…Justo cuando iba a oprimir el botón que daría fin a toda la calamidad, la frente parecía sudarle, y el dedo índice se estremecía mientras se acercaba lentamente al botón rojo. Nada más faltaban dos centímetros para oprimirlo cuando un pequeño sonido lo regresó a la realidad, borrando aquel sueño y abriendo sus ojos como un muerto que revive. Tardó un momento en reaccionar, observaba el techo de su casa justo donde se encontraba el foco apagado. Miró a su alrededor y observó que todavía estaba oscuro. Pensaba en lo extraño que era escuchar ruido a esas horas en el pasillo detrás de la puerta de su habitación y rompió la calma de la oscuridad gritando:
- ¡Lea!, ¿eres tú?
Pasaron unos segundos que parecieron tardarse más de lo normal hasta que Lea contestó:
- Sí, me voy a bañar, ya es tarde.
“Con razón me desperté justo cuando iba a terminar mi sueño” pensó para sí, y es que no era anormal esa situación; todas las mañanas cuando ya era la hora de despertar, su sueño era truncado por algún sonido matutino, como los pasos de Lea, o el sonido de la puerta del baño al cerrarse. Se estiró con flojera y se levantó para prender la luz, protegiéndose anticipadamente los ojos. Talvez era una obsesión inconciente, pero todas las mañanas al despertar se miraba al espejo, como si la separación de la noche con el día borrara el recuerdo de su rostro o acaso tuviera la inseguridad y el miedo de despertar con un rostro y un cuerpo diferente, sin embargo al verse reflejado y notar el mismo rostro del reflejo del día anterior respiraba con calma, dándose el lujo de bostezar sin dejar de mirarse en el espejo. Se dirigió al ropero y preparó la ropa que se pondría ese día.
- ¿Te falta mucho?
- ¡No, ya voy, deja me seco!
- ¿Dejaste agua caliente?
- ¡Que sí, ya, ya…!
Estando desnudo en el baño abrió la regadera lentamente, con miedo a ese rencoroso chorro de agua fría que sale al comienzo del día, que él comparaba con una bofetada después de un tierno beso. “¿Agua caliente?, ¡si esta está bien tibia…!”

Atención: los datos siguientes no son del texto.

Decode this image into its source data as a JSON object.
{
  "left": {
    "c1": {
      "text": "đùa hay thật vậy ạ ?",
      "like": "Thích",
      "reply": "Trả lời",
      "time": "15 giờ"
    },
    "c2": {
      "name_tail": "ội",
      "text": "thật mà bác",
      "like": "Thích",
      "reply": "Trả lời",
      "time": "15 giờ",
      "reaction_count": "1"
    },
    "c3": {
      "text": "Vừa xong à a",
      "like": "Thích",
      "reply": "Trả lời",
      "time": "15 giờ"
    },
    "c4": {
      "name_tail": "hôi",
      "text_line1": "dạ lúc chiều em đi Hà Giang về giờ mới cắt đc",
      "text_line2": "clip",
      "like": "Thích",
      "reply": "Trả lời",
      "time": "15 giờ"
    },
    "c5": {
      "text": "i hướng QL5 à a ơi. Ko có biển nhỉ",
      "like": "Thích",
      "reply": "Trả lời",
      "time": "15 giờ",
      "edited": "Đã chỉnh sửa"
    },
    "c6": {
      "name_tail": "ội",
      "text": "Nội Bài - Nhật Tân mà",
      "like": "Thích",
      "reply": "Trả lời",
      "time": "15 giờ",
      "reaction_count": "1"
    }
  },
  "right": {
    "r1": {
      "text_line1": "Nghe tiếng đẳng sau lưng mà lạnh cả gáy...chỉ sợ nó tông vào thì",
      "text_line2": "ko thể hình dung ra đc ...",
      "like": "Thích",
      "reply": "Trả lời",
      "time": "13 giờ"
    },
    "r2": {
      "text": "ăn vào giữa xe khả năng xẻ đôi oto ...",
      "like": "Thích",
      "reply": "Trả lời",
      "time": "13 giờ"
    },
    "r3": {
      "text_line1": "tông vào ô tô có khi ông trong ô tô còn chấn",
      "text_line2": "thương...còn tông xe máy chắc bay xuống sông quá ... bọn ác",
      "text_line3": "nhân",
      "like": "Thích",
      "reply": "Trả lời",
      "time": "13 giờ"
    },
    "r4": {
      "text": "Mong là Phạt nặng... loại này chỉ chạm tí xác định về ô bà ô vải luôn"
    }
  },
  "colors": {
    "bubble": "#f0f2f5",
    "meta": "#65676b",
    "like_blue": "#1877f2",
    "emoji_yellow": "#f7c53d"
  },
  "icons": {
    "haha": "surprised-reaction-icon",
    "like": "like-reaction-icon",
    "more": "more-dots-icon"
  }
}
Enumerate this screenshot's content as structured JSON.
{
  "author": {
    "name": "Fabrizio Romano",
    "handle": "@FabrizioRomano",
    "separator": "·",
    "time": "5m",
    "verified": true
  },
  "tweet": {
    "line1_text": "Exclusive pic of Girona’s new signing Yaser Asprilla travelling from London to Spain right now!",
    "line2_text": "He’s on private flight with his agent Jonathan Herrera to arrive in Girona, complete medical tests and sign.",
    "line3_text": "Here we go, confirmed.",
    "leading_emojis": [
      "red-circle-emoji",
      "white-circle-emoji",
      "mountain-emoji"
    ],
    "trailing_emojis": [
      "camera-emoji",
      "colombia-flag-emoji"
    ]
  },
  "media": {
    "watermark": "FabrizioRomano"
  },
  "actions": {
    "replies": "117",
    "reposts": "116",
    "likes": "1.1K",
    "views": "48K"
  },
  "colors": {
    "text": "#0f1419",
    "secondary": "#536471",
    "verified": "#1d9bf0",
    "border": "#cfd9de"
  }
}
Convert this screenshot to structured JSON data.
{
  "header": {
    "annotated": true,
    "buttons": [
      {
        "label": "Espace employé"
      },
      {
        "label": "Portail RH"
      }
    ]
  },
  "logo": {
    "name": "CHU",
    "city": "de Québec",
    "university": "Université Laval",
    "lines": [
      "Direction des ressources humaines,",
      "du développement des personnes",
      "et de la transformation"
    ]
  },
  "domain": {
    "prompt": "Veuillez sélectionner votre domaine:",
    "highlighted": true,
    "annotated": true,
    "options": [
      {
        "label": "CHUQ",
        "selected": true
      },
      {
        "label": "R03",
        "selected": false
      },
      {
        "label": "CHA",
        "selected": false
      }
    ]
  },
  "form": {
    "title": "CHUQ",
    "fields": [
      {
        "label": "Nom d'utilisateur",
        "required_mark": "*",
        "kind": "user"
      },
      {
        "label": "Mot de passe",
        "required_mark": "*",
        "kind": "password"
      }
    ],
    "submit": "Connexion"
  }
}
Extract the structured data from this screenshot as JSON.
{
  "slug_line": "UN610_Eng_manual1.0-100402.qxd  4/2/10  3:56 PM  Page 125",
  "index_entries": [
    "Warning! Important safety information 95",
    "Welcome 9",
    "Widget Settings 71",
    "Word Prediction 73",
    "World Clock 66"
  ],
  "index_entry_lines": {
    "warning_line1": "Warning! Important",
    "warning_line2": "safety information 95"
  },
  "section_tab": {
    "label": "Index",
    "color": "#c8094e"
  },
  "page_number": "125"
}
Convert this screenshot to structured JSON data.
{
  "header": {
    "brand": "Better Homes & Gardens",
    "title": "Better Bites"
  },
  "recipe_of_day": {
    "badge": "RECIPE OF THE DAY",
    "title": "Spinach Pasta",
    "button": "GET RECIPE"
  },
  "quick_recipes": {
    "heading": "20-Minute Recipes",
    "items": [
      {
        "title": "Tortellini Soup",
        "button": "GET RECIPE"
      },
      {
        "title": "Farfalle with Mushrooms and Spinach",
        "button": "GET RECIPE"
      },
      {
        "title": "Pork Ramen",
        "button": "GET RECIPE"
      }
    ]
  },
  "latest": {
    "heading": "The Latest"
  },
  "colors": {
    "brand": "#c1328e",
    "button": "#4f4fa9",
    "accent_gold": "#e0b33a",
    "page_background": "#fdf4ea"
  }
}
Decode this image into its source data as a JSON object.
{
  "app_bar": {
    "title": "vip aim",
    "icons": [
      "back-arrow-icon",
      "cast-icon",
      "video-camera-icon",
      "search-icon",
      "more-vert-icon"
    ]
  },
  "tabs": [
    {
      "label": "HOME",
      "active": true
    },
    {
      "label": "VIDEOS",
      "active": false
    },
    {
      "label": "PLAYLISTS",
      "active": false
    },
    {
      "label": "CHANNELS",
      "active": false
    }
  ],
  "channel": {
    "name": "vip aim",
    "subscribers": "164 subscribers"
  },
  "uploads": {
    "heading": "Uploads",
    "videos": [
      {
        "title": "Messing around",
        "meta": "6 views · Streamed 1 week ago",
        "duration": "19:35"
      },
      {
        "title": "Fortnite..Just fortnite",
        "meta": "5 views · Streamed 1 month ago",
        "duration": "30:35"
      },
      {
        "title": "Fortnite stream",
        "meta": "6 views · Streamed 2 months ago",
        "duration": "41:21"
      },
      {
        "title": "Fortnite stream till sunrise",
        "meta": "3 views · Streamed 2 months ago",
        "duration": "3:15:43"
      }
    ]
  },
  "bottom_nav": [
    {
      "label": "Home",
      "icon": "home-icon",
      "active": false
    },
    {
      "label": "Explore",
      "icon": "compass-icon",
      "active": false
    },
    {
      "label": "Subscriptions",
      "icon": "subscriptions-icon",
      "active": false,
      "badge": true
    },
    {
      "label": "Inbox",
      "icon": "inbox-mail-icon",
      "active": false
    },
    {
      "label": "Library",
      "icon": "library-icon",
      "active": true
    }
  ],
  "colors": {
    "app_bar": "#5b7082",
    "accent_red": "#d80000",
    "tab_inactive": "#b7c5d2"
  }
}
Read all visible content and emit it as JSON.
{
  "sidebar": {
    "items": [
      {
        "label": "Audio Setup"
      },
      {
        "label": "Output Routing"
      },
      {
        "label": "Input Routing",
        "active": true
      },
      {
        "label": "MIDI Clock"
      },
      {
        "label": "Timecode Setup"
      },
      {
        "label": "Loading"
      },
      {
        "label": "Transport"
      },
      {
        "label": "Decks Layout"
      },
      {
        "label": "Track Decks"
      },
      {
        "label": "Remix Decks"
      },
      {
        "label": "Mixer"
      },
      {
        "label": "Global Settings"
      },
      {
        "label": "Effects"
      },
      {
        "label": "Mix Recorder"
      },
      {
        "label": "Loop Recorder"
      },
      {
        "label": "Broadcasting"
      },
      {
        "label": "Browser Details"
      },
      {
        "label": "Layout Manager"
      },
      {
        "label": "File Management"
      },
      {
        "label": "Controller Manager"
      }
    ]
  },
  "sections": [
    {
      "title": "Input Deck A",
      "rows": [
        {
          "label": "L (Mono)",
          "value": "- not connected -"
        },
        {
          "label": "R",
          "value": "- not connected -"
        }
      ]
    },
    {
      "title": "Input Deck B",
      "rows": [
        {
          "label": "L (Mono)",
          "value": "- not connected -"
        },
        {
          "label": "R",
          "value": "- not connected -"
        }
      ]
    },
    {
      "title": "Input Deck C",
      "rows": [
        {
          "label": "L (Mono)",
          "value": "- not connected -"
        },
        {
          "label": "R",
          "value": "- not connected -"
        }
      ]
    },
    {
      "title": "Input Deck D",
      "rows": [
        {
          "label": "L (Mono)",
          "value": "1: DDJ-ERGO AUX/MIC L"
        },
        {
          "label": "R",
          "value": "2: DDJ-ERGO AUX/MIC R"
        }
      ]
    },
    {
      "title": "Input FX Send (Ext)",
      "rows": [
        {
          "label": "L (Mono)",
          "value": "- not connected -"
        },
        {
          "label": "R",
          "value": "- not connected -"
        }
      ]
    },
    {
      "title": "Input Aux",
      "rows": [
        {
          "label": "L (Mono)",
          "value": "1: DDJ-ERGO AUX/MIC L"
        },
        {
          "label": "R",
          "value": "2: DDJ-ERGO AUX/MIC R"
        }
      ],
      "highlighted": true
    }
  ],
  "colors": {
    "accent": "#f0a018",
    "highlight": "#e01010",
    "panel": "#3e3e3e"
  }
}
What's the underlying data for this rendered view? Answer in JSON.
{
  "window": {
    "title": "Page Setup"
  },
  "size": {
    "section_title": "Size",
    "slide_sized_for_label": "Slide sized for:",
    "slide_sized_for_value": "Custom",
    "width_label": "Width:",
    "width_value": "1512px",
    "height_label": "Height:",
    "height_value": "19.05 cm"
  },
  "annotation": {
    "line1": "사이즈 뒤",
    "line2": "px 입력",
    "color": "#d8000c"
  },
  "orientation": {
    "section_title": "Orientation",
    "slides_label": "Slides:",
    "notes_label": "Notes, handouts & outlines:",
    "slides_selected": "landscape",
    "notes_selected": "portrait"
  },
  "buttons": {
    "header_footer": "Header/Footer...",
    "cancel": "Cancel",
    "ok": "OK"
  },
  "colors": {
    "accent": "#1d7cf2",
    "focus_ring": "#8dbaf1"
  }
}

Saliendo del baño se vistió rápidamente y se dirigió a la cocina para desayunar al lado de Lea. Cada uno se encontraba en silencio y con las miradas huyendo de sí, como queriendo ignorarse; a veces Lea pensaba que era lo mismo desayunar a solas; pero para él, aquel silencio y las miradas perdidas no existían ante la presencia tan femenina de Lea, aquella figurita delgada como una ruidosa forma de la belleza, desapareciendo el silencio culinario de la cocina.
Mientras masticaban el pan y tomaban sus vasos de leche, la vida al exterior resurgía después de una pausa nocturna. Se escuchaban tras la ventana de la sala los tacones de la vecina dirigiéndose al estacionamiento por su automóvil, el llanto de los niños de atrás rogando no ir a clases nada más por ese día. El día amanecía igual sin ninguna novedad en cuanto al movimiento humano; sin embargo, parecía más oscuro que los anteriores.
Después de haber discutido sobre quién gasta más agua y sobre dónde se ponen las toallas húmedas, tomaron sus cosas y se dirigieron al pasillo que llevaba a las escaleras que desembocaban a la sala. En el momento de bajar los escalones, dirigió la mirada a la pared de doble altura de enfrente y observó el viejo reloj que marcaba las tres de la mañana.
- ¡Pero que te pasa, estás loca!, ¡son las tres de la mañana!
- ¿mmm?, ha de estar mal el reloj, se ha de haber parado en la madrugada.
Con cierta comprensión escondida le dio la razón a Lea y se dirigieron a la puerta, no sin antes rascarse la cabeza, y observar de nueva vuelta el reloj que apenas se asomaba debajo de la trabe.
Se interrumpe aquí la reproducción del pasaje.